Sep 05, 2017

Luck, Fate or Hard-work?

Renuka Kamath

She studied under the street lamp in the heart of a large city, where their home was temporary so it had no electricity. She got the time to study after she had helped her mother with her chores and that was after she got back from her evening school.

He had a tough time deciding which bike to take to college, so he could ride the short distance between the college and hostel. His parents told him, he can choose one every month. After all he was going to get a fabulous job after graduating from one of the premier B-Schools.

He was one of the five children of a plumber, a family which believed girls and boys are equal. So, his unusual (in the context of the average thinking even in today’s day and age) parents decided to spend money on educating all children and struggled all the way.

Yet another story. An only child, her parents impressed upon her through her growing up years, that studying hard was the only way to achieving all that she aimed for. She wanted to become a swimming champ, but her family insisted that there was no money in it and even if she did make it anywhere to the top, there was really no money or life.

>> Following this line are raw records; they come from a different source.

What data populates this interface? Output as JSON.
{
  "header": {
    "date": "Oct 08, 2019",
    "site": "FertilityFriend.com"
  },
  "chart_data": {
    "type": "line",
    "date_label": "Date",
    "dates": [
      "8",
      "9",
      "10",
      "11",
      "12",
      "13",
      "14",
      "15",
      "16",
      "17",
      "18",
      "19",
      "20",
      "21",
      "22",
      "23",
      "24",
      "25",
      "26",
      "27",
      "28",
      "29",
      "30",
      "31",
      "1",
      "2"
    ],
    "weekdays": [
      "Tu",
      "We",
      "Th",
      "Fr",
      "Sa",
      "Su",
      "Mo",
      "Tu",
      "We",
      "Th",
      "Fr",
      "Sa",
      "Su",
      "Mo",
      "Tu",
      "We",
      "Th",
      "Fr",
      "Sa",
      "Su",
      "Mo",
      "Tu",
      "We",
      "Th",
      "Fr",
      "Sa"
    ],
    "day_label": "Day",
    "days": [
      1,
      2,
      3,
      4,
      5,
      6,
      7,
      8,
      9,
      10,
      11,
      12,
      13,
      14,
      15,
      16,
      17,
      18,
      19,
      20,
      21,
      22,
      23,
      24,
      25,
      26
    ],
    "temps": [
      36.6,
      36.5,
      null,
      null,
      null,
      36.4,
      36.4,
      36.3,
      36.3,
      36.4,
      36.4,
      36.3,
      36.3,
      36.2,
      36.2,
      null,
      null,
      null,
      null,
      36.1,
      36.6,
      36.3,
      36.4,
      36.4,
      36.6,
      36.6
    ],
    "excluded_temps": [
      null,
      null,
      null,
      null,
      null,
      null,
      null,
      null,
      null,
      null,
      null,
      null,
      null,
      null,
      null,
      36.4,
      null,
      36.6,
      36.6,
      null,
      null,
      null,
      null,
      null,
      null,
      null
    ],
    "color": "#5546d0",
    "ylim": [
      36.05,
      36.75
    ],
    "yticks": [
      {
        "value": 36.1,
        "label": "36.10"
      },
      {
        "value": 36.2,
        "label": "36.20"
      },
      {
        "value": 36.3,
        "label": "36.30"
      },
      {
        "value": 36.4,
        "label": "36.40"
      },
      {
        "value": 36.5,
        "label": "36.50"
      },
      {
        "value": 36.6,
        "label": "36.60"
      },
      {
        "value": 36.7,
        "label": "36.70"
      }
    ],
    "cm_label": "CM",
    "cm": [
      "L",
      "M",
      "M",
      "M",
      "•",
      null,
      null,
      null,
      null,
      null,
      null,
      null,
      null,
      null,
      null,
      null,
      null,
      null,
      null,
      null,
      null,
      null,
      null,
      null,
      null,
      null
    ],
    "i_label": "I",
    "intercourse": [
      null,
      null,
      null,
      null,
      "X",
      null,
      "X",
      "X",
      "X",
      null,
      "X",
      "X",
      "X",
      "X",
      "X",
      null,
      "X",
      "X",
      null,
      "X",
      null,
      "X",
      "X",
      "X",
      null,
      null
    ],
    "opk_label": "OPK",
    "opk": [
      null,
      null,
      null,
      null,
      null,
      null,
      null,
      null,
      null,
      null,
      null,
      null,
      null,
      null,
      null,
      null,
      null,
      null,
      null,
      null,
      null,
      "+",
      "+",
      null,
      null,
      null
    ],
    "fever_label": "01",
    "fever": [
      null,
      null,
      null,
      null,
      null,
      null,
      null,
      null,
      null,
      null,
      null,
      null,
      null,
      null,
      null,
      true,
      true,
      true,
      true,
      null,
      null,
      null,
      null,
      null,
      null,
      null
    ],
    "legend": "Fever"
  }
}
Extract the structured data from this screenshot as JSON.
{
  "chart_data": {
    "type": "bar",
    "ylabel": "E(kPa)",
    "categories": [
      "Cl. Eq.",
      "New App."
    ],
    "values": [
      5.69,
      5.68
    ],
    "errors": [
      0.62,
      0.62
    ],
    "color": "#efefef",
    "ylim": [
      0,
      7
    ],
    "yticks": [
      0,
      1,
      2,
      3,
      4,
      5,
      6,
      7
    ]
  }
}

All four of them are and were my students.

To all four and many more like them, I asked one common question, subtly meshing it into conversations. What do you think has played a major role in your life – luck, fate or hard-work?

It has always fascinated me, growing up in a middle class family, how luck, fate and hard-work are at times, pitted against each other. They almost seem to play hide and seek at different turns in our lives. I am not sure if you did, but I have often pondered about fairness in life. I mean hard-work is good, but is it enough to get you what you want?

From the time of being a teenager, it has been a curious habit with me to ask people, interesting people, famous people, privileged people, the same question. I’ve even asked people I’ve met, who have had extreme adversities in their lives and have been kind enough to humour me with an answer.

Relentlessly I have checked and keep doing so, each time I meet anyone who is even remotely fascinating, intriguing or an average person like me. Delicately bringing it up in conversations to get a peep into minds.

‘Hard-work’ cries everyone. Hard-work wins hand down! Well, yes, hard –work is the winner! And it has never stopped surprising me!

Folks with privileged upbringing who have likely had it all, to those who have fought all odds. Here at SPJIMR, I have the fortune of meeting and interacting with the current generation and this institute being the way it is (for years), brings together students with all types of experiences. So, while the proportions do vary, rare is the person who gives a higher weightage to luck or fate in their lives.

Or could it be that we are socially wired this way, to accept that it is the right thing to believe? Is it just too deeply entrenched in us…sown deep over the years, to say that ‘karma’ rules over ‘kismat’ or ‘bhaagya’. This write-up is not to go into the philosophical meaning or the deep-rooted understanding in our scripture, but to make an observation of how easily we slip into believing that we make our destiny.

Psychologists and social scientists have been researching this area of chance and luck in humans’ evaluation of their lives and outcomes, for years. ‘Individuals get rich primarily because they work hard’ is a statement more likely to be made by people with higher incomes (more privileged) than those with lower incomes (research at Pew Research Center). Other researches confirm that higher income people credit their success to hard work rather than to luck or even being in the right place at the right time. But research has its limitations – the whole tendency of ‘hindsight bias’, where we believe that a happening was predictable and deserved, even when it wasn’t, is difficult to control in experiments. Hindsight bias is particularly glaring when the outcomes are highly successful.

Anyway I am no one to prescribe the right answer. What I do know is luck and fate played a major role in my life, and by far. I got the best set of parents anyone can wish for (like most of you), I got good schooling, I had a knowledge rich environment while growing up and all these shaped me.

So, on this occasion of Teachers’ Day, my dear students, a word of caution from me – always be conscious of every privilege, every small privilege that life has doled out, for hard-work is a necessity and in your control, but luck and fate are not.

I firmly believe it all begins from being born in a ‘favourable’ environment. Would you agree?